VB: What does eight-core get you? If quad-core gets you 1080p …
Talluri: [Laughs] I don’t know if quad-core got us 1080p so much as the combination of the cores and the GPUs and the memory controllers and the video engines and the audio engines. It’s a whole system, the SOC. That’s how we look at cores. We launch them and we put in as many as needed to provide a real benefit. We haven’t talked about eight-core. We did say that the eight-core in Exynos was a little bit more marketing than real eight-core because you have four big ones and four small ones. They had to do that because the power on the four big ones was too high.
VB: Folks like Nvidia are taking interesting steps like creating their own game machine. One of these days, Intel may get so frustrated that they’ll make their own phones. What do you guys think of that?
Talluri: Competing with their customers would be a bad idea. Usually that doesn’t work out well. We try not to compete with our customers. We’re happy doing what we do, which is provide the processors to people who want to make phones.
VB: It’s interesting to see these new challenges that blend the console and the mobile device, like Ouya or Nvidia’s thing. I wonder how well this space is going to do. It’s bringing mobile to the TV.

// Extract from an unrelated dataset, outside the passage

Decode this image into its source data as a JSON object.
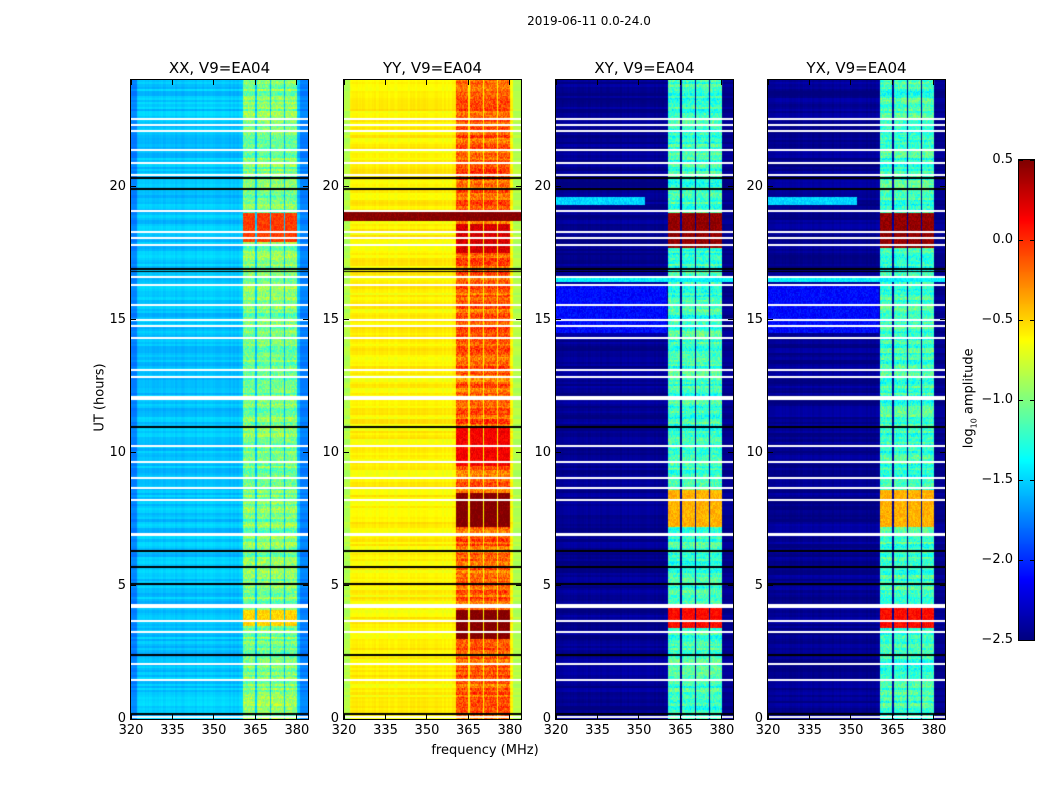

Talluri: We’re seeing a lot of traction for people taking our Snapdragon processors and putting it inside the TV, or putting it in little boxes that sit next to the TV. There’ll be a whole bunch of those that you’ll see launching this year, kind of like the Ouya. A lot of people are doing that, but not just for games. They’ll play video and audio. They’ll run Android Marketplace and so on. It’s more like a smart TV or set-top box. Of course they’ll run games because a lot of the games on the marketplace are already optimized for our processor. But we’re looking at things like that rather than a dedicated gaming device.
VB: I had a look at some stats last week. They said that 95 percent of all content purchases on Android mobile devices in Korea are games. In the U.S., it’s 76 percent. I guess that’s why you guys care about this. [Laughs]
Talluri: You want to think about what people can do with your stuff, right? We care about what people use our processors to do.